Some college friends and I built an app which helped people find the best dish on every menu. I worked on the machine learning pipeline, which involved named entity recognition, sentiment analysis, and working with data labeling contractors. I also built an trend-tracking tool for restaurants. The app is defunct, but I've documented some stuff here!

Dungeons and Dragons

At the UChicago Fab Lab

In college, I played Dungeons & Dragons with my friends. More than just play, I loved to design worlds, characters, and even the tabletop objects for the game! At UChicago's Fab(ulous) Lab, Elise and I made artistic player tokens and laser-cut wooden architectural maps.

Programmable Turing Machine

Just for fun.

For an added layer of irony, I programmed it entirely using Elm.
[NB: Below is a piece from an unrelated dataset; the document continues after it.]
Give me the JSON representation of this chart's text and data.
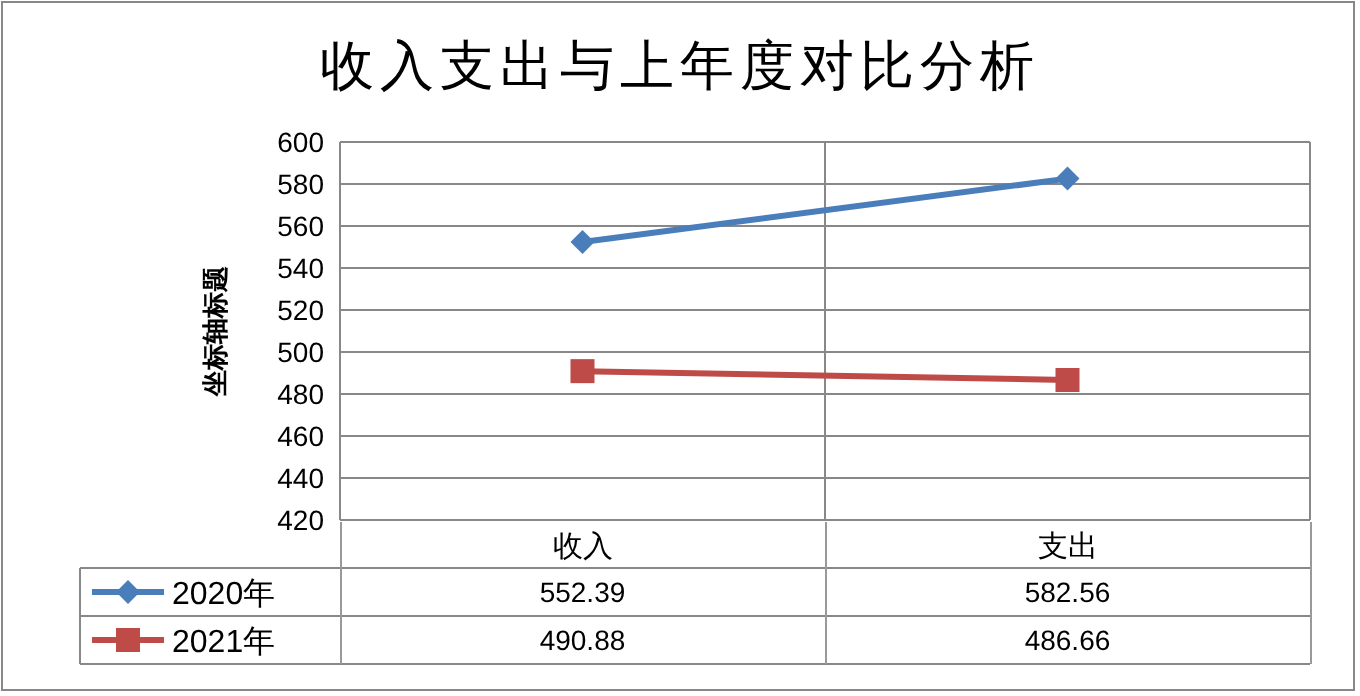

Student Privacy Initiative

At the Berkman-Klein Center

As a research assistant intern at the Berkman Center, I assisted with research on privacy and EdTech. I also managed the Center's "This Week in Student Privacy" newsletter (complete with weekly cat pictures), and advised the MIT Media Lab's Lifelong Kindergarten team on communicating the remix philosophy :)

Programming in Scratch!

A walk down memory lane...

Although I started programming in Microworlds at a very young age, it was not until Scratch came about that I fell in love with the ability to build my own worlds, games, and systems with code. I attended the very first Scratch conference, and later had the privilege to work with the Scratch team.